Week 4 HW: Protein Design Part I

A. Conceptual Question

  1. Molecules of Amino Acids in 500g Meat

A typical 500 g serving of lean meat contains about 125–150 g of protein (≈25–30% by weight). Taking 130 g as an average and assuming an average amino acid residue mass of ~110 g/mol, this corresponds to:

130 g ÷ 110 g/mol ≈ 1.18 mol of amino acid residues.

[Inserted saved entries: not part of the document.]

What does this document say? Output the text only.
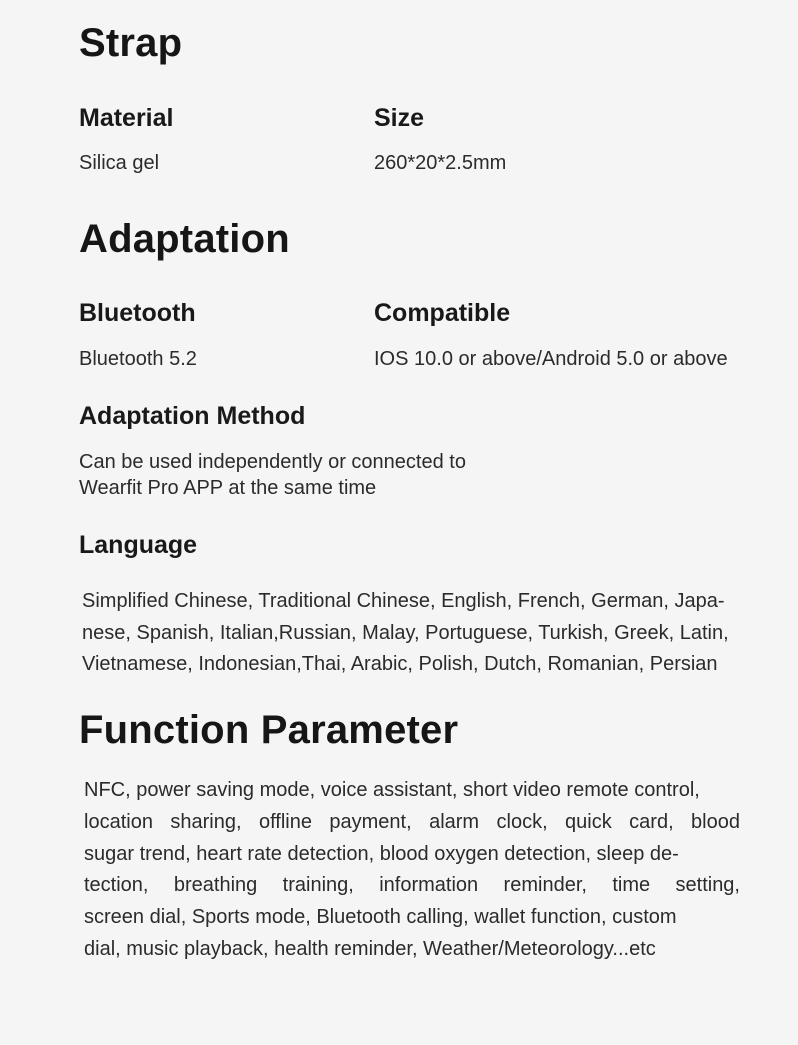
Strap
Material
Silica gel
Size
260*20*2.5mm
Adaptation
Bluetooth
Bluetooth 5.2
Compatible
IOS 10.0 or above/Android 5.0 or above
Adaptation Method
Can be used independently or connected to
Wearfit Pro APP at the same time
Language
Simplified Chinese, Traditional Chinese, English, French, German, Japa-
nese, Spanish, Italian,Russian, Malay, Portuguese, Turkish, Greek, Latin,
Vietnamese, Indonesian,Thai, Arabic, Polish, Dutch, Romanian, Persian
Function Parameter
NFC, power saving mode, voice assistant, short video remote control,
location sharing, offline payment, alarm clock, quick card, blood
sugar trend, heart rate detection, blood oxygen detection, sleep de-
tection, breathing training, information reminder, time setting,
screen dial, Sports mode, Bluetooth calling, wallet function, custom
dial, music playback, health reminder, Weather/Meteorology...etc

Multiplying by Avogadro’s number (6.022 × 10²³ mol⁻¹) gives:

≈ 7 × 10²³ amino acid molecules.

Therefore, a 500 g serving of lean meat provides on the order of 10²⁴ amino acid molecules

  1. Why Humans Eat Beef/Fish Without Becoming Them

Humans do not become cows or fish after eating them because dietary proteins are first degraded by proteolysis in the gastrointestinal tract into free amino acids and small peptides. The original protein sequence information is destroyed during digestion.These amino acids enter the bloodstream and are reused by ribosomes to synthesize human proteins according to mRNA transcribed from the human genome, following the central dogma (DNA → RNA → protein).Protein synthesis is directed exclusively by endogenous gene expression, and dietary nucleic acids are also degraded into nucleotides before absorption. Therefore, body structure and identity are determined by the host genome, not by consumed biomolecules.

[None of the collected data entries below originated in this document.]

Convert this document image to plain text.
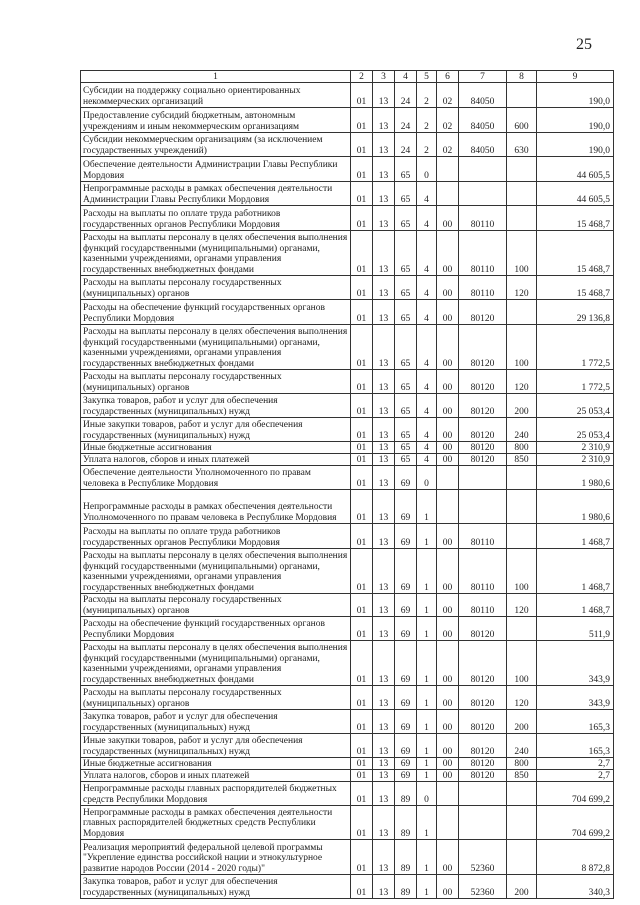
25
1	2	3	4	5	6	7	8	9
Субсидии на поддержку социально ориентированных некоммерческих организаций	01	13	24	2	02	84050		190,0
Предоставление субсидий бюджетным, автономным учреждениям и иным некоммерческим организациям	01	13	24	2	02	84050	600	190,0
Субсидии некоммерческим организациям (за исключением государственных учреждений)	01	13	24	2	02	84050	630	190,0
Обеспечение деятельности Администрации Главы Республики Мордовия	01	13	65	0				44 605,5
Непрограммные расходы в рамках обеспечения деятельности Администрации Главы Республики Мордовия	01	13	65	4				44 605,5
Расходы на выплаты по оплате труда работников государственных органов Республики Мордовия	01	13	65	4	00	80110		15 468,7
Расходы на выплаты персоналу в целях обеспечения выполнения функций государственными (муниципальными) органами, казенными учреждениями, органами управления государственных внебюджетных фондами	01	13	65	4	00	80110	100	15 468,7
Расходы на выплаты персоналу государственных (муниципальных) органов	01	13	65	4	00	80110	120	15 468,7
Расходы на обеспечение функций государственных органов Республики Мордовия	01	13	65	4	00	80120		29 136,8
Расходы на выплаты персоналу в целях обеспечения выполнения функций государственными (муниципальными) органами, казенными учреждениями, органами управления государственных внебюджетных фондами	01	13	65	4	00	80120	100	1 772,5
Расходы на выплаты персоналу государственных (муниципальных) органов	01	13	65	4	00	80120	120	1 772,5
Закупка товаров, работ и услуг для обеспечения государственных (муниципальных) нужд	01	13	65	4	00	80120	200	25 053,4
Иные закупки товаров, работ и услуг для обеспечения государственных (муниципальных) нужд	01	13	65	4	00	80120	240	25 053,4
Иные бюджетные ассигнования	01	13	65	4	00	80120	800	2 310,9
Уплата налогов, сборов и иных платежей	01	13	65	4	00	80120	850	2 310,9
Обеспечение деятельности Уполномоченного по правам человека в Республике Мордовия	01	13	69	0				1 980,6
Непрограммные расходы в рамках обеспечения деятельности Уполномоченного по правам человека в Республике Мордовия	01	13	69	1				1 980,6
Расходы на выплаты по оплате труда работников государственных органов Республики Мордовия	01	13	69	1	00	80110		1 468,7
Расходы на выплаты персоналу в целях обеспечения выполнения функций государственными (муниципальными) органами, казенными учреждениями, органами управления государственных внебюджетных фондами	01	13	69	1	00	80110	100	1 468,7
Расходы на выплаты персоналу государственных (муниципальных) органов	01	13	69	1	00	80110	120	1 468,7
Расходы на обеспечение функций государственных органов Республики Мордовия	01	13	69	1	00	80120		511,9
Расходы на выплаты персоналу в целях обеспечения выполнения функций государственными (муниципальными) органами, казенными учреждениями, органами управления государственных внебюджетных фондами	01	13	69	1	00	80120	100	343,9
Расходы на выплаты персоналу государственных (муниципальных) органов	01	13	69	1	00	80120	120	343,9
Закупка товаров, работ и услуг для обеспечения государственных (муниципальных) нужд	01	13	69	1	00	80120	200	165,3
Иные закупки товаров, работ и услуг для обеспечения государственных (муниципальных) нужд	01	13	69	1	00	80120	240	165,3
Иные бюджетные ассигнования	01	13	69	1	00	80120	800	2,7
Уплата налогов, сборов и иных платежей	01	13	69	1	00	80120	850	2,7
Непрограммные расходы главных распорядителей бюджетных средств Республики Мордовия	01	13	89	0				704 699,2
Непрограммные расходы в рамках обеспечения деятельности главных распорядителей бюджетных средств Республики Мордовия	01	13	89	1				704 699,2
Реализация мероприятий федеральной целевой программы "Укрепление единства российской нации и этнокультурное развитие народов России (2014 - 2020 годы)"	01	13	89	1	00	52360		8 872,8
Закупка товаров, работ и услуг для обеспечения государственных (муниципальных) нужд	01	13	89	1	00	52360	200	340,3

  1. Why Only 20 Natural Amino Acids

The 20 canonical amino acids were likely selected through evolutionary processes because they provided sufficient chemical diversity while maintaining translational efficiency and genetic stability. Some, such as glycine and alanine, were probably abundant under prebiotic conditions.Together, the 20 amino acids span a broad range of chemical properties — including size, charge, hydrophobicity, and reactivity — enabling the formation of stable and functionally diverse protein structures.

They are encoded within a 64-codon triplet genetic system that provides redundancy and mutational robustness. Expanding the amino acid repertoire beyond 20 may not have offered sufficient selective advantage to offset the increased complexity of translation machinery. Additionally, once the genetic code became established, it likely became evolutionarily constrained (“frozen”), limiting further expansion. Rare additions such as selenocysteine require specialized recoding mechanisms and do not fundamentally alter the canonical set.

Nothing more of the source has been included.